The Boomers were issued plain and uncomfortable black boots, olive drab utilities with brightly colored insignia, a steel canteen, and a steel pot helmet. My first helmet was a steel pot but I got a Kevlar Fritz when I got to my first unit. My boots were a newer version with speed-lacing and a better tread. I had a camouflaged utility uniform with subdued black & green insignia, and my canteen was plastic. Today the helmets have a built-in mount to hold night-vision goggles, the boots are no-shine rough leather, the uniforms have computer-designed patterns, angled pockets, and Velcro insignia-mounts, and the troops drink from a CamelBak.

The Boomers ate ham & lima bean C-rats, I had first-generation MRE’s with the dehydrated pork patty and Three Fingers of Death, and today the MRE’s are so advanced they actually taste good, with enchiladas and Kool-Aid. Boomers had the K-bar knife, I had an M-7 bayonet, and now there’s the M-9 bayonet that doubles as a wire cutter. Boomers had a shitty poncho made of rubberized canvas that smelled like vomit and let every other rain drop in. I had a 2-piece rain suit of rubberized canvas that smelled like vomit and kept all your body heat in so that the sweat made you wetter than the rain did.

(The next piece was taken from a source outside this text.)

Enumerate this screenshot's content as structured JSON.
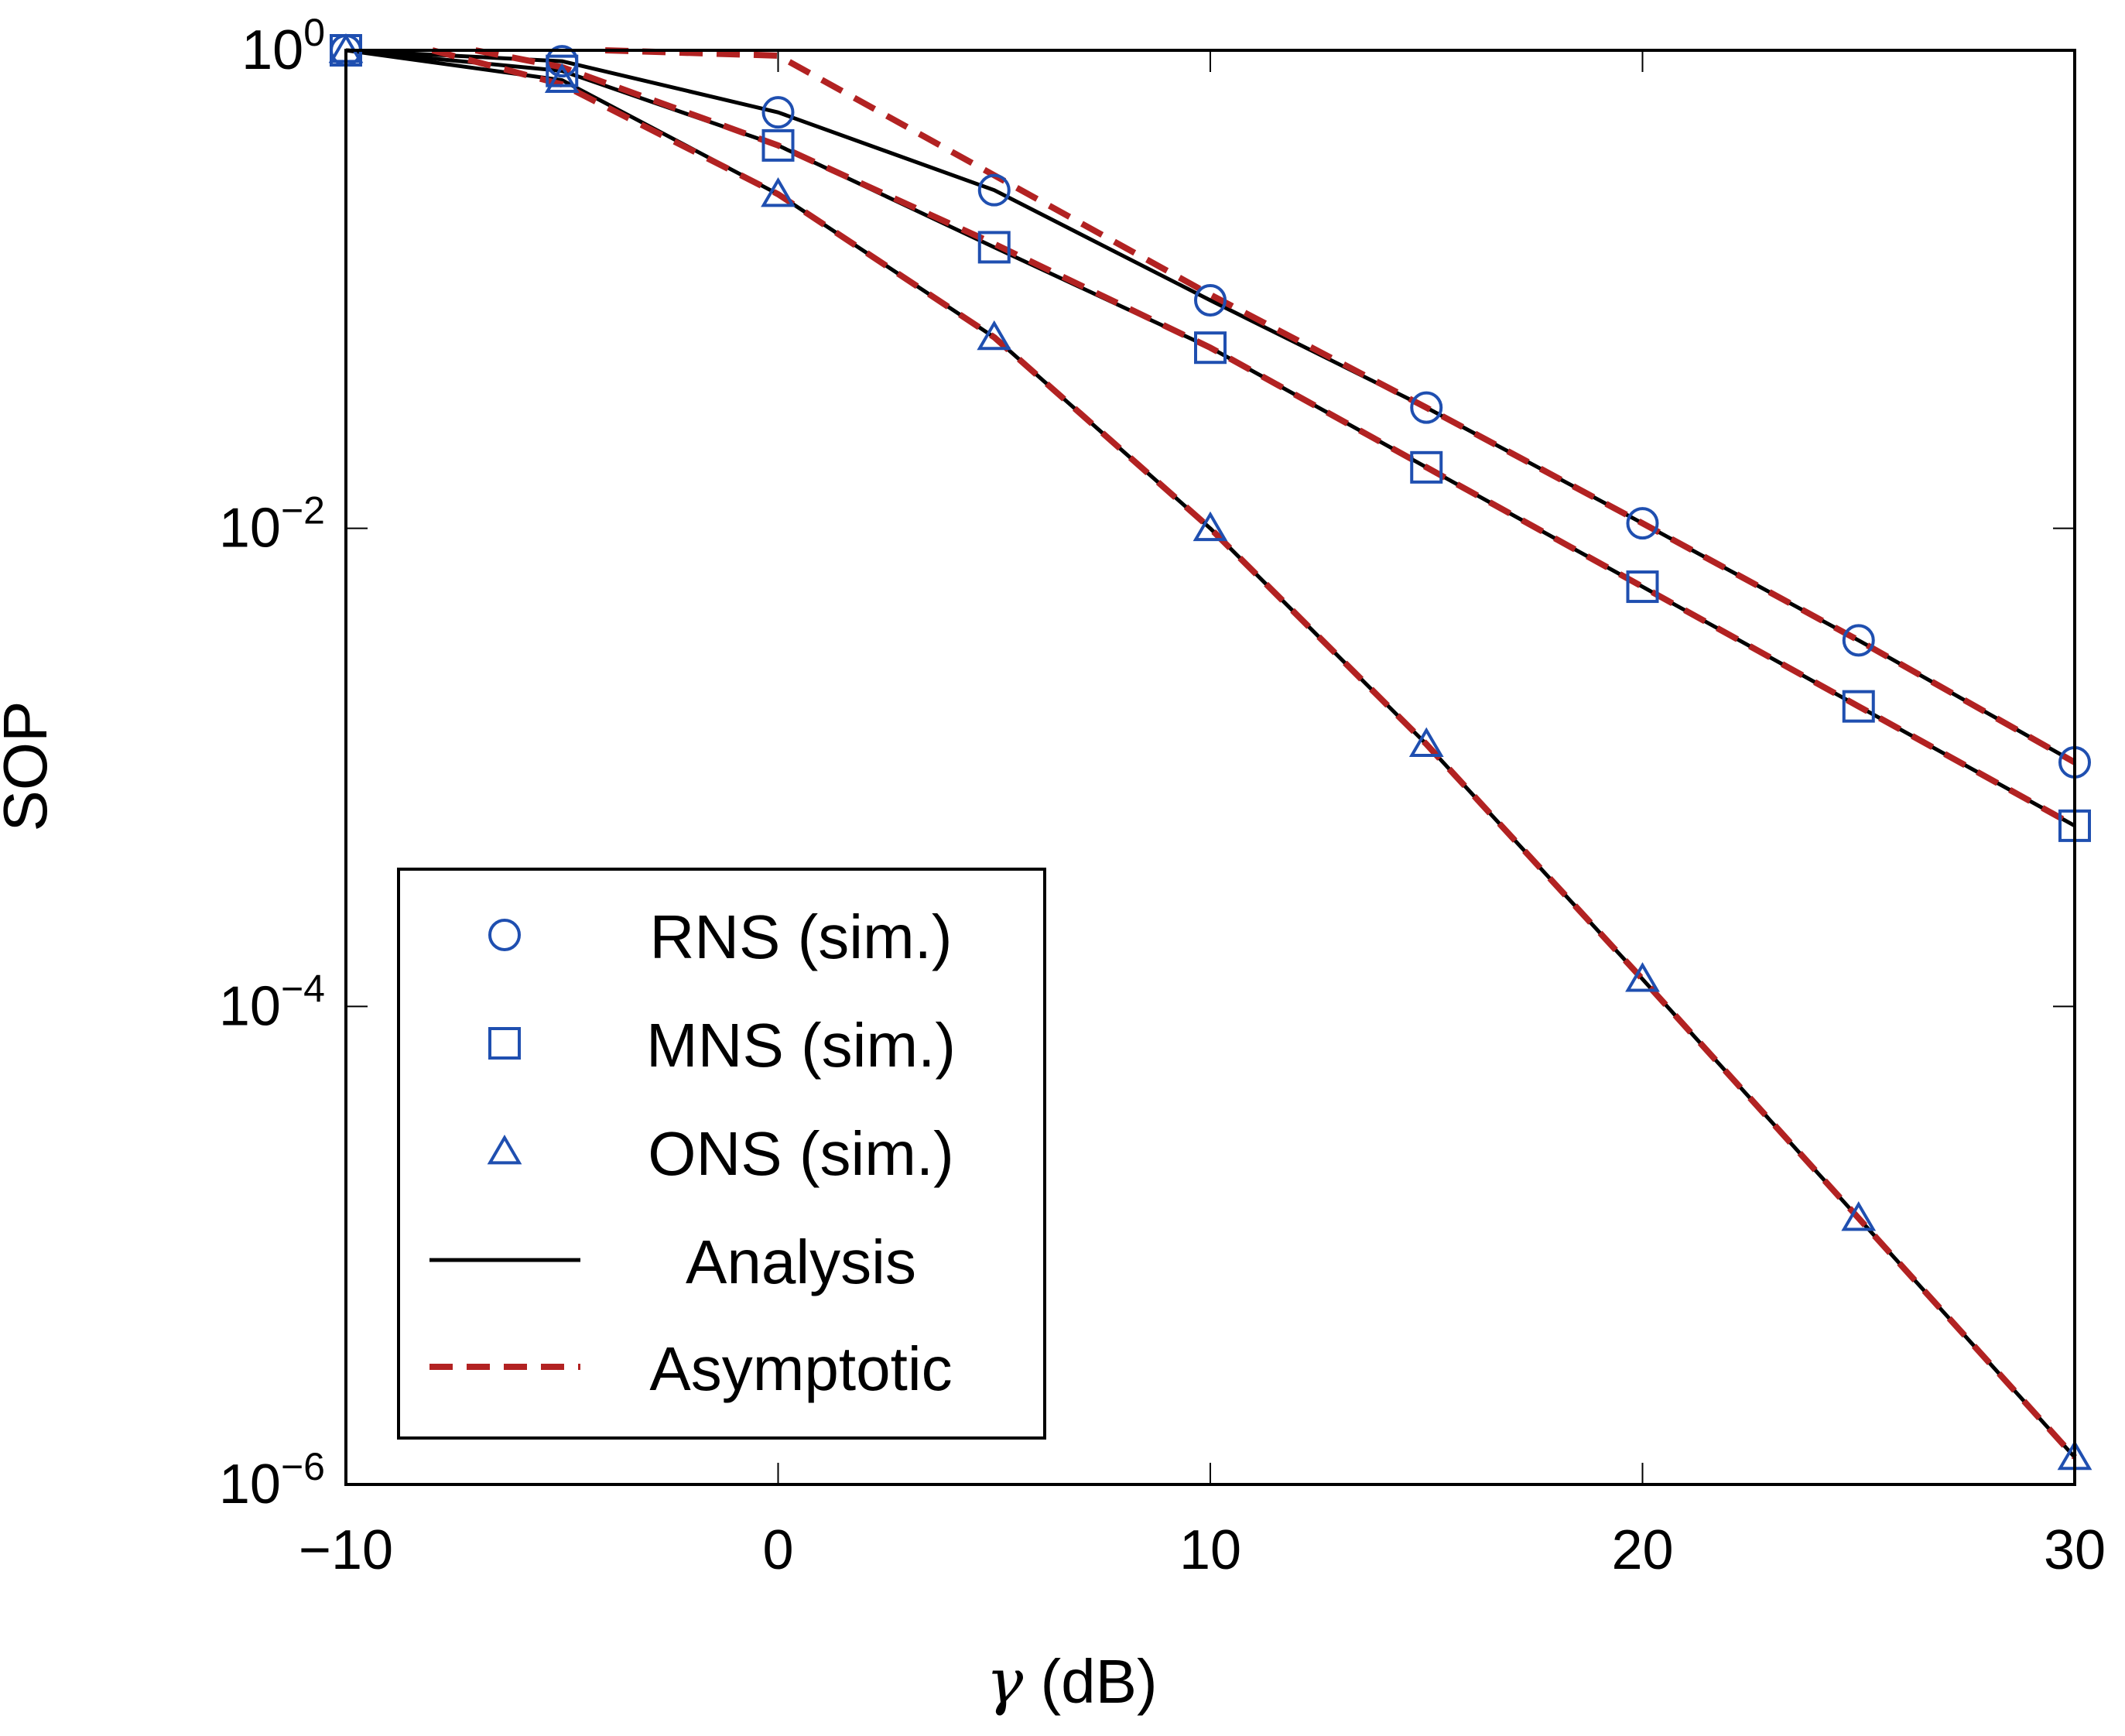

Now they have breathable Gore-Tex foul-weather gear that wicks away moisture. Instead of a shitty canvas shelter half that snapped together with your buddy’s half into a really lame pup tent that smelled like mold, now there’s a slick little tube tent.

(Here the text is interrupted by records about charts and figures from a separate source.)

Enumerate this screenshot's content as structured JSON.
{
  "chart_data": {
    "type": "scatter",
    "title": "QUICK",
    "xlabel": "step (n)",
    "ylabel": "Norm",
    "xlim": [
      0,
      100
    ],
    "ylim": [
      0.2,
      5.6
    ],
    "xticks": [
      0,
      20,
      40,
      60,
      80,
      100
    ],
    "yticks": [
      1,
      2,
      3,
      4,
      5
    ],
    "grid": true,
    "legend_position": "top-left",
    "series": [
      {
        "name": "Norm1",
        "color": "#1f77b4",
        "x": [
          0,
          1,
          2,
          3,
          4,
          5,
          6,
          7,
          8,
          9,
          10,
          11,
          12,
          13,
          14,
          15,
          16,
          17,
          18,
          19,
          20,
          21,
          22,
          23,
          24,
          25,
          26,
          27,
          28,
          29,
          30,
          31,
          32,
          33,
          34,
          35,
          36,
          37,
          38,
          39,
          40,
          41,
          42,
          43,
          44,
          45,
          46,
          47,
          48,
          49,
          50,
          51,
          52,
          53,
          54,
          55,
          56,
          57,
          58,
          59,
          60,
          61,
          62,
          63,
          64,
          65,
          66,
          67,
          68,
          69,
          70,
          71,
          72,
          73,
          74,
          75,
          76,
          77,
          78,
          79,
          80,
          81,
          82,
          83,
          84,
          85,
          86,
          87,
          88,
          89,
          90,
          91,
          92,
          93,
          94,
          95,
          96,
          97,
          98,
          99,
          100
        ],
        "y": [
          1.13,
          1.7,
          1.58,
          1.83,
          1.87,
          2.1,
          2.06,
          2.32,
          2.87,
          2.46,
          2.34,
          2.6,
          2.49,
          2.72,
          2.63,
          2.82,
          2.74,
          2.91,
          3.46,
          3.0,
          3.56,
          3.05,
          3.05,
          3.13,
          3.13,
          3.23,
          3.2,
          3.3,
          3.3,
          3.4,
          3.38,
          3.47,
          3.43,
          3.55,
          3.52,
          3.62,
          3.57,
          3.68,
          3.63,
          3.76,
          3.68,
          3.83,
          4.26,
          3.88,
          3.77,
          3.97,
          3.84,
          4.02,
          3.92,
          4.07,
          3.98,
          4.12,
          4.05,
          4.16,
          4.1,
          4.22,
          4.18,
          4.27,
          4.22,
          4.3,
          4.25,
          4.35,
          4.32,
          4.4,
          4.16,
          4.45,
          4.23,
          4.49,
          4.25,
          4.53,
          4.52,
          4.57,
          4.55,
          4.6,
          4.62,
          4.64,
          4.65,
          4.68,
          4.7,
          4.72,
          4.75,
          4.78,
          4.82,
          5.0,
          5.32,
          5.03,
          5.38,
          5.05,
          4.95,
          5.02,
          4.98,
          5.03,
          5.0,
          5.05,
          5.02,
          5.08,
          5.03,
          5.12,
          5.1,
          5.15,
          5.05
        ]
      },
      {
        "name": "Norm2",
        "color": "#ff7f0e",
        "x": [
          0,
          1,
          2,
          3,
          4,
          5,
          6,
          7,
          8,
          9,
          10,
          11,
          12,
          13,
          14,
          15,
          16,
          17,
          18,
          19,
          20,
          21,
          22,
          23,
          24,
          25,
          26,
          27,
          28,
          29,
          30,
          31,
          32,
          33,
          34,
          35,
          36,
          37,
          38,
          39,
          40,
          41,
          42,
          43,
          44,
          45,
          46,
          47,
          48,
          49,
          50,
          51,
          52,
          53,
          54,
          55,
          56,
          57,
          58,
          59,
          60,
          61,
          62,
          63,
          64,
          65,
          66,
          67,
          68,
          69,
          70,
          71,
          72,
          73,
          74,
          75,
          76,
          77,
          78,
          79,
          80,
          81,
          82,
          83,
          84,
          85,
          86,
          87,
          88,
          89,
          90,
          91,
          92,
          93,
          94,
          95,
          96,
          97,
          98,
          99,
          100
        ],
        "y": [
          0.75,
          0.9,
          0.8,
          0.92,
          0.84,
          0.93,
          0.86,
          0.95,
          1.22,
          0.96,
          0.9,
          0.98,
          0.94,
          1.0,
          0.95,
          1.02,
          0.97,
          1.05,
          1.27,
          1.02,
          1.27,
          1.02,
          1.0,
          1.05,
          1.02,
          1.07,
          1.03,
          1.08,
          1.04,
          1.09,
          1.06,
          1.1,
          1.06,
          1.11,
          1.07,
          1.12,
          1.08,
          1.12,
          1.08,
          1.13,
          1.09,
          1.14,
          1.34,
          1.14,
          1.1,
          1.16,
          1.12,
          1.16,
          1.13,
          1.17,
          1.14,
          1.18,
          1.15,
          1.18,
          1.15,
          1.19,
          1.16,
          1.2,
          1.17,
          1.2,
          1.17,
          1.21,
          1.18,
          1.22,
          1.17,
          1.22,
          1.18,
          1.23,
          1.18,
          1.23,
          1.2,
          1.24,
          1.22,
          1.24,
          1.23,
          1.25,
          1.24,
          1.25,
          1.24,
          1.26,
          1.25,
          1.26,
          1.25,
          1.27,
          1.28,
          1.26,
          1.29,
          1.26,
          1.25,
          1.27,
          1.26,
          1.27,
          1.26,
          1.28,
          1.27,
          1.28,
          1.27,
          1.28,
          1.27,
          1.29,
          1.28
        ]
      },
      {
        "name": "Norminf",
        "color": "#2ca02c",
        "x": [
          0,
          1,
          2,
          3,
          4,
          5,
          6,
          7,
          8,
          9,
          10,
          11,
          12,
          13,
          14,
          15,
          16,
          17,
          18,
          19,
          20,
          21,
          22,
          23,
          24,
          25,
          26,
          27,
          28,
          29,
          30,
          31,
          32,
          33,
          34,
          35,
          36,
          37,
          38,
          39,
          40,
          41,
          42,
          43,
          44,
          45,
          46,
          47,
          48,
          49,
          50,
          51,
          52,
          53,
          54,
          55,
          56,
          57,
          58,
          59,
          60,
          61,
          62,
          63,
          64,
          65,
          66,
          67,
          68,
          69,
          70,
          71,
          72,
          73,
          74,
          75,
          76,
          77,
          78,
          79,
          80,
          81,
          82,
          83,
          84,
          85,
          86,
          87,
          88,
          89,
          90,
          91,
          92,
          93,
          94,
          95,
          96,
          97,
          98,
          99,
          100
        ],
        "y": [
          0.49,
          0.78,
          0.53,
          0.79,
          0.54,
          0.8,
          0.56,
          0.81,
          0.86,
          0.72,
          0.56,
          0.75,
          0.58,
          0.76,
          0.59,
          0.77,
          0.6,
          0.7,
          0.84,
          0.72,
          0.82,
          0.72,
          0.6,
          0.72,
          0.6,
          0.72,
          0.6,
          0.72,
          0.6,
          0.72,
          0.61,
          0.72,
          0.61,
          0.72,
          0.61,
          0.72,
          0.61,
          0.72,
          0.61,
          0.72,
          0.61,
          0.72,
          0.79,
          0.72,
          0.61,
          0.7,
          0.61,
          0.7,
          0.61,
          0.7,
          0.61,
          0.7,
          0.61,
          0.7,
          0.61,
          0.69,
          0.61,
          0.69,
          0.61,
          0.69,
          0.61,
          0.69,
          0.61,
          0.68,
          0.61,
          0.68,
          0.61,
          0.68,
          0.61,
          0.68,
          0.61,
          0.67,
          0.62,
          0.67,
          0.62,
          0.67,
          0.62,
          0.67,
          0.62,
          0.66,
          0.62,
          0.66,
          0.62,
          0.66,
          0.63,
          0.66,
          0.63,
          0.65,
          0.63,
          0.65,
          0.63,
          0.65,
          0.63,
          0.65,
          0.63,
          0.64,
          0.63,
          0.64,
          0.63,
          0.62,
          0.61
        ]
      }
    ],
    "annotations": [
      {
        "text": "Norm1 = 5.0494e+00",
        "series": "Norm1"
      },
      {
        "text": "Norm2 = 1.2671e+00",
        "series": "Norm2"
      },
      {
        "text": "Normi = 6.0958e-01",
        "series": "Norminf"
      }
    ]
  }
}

The guys before me threw grenades or used an M-79 Bloop-Tube, and I launched grenades from an M-203 under my M-16. Now they just hose you down with a belt-fed Mk-19. The Boomers used binoculars, I could get intel from a scout helicopter, and now they fly a drone from 3000 miles away with a satellite feed. Boomers had a khaki dress uniform with brass insignia that had to be polished and leather dress shoes that had to be spit shined. I had a green polyester leisure suit with patent-leather shoes and gold insignia that could be wiped with Windex. Now the uniform has a belted jacket and you can get your awards as a thin plastic sheet instead of all those separate ribbons.

But the more things change, the more they stay the same. Each generation of soldier was represented by America’s best & brightest, idealistic young people from every race & religion, selflessly serving their nation in peace and war, doing impossible tasks for often ungrateful people in places no one wanted to go, and I’m proud to have been one of them.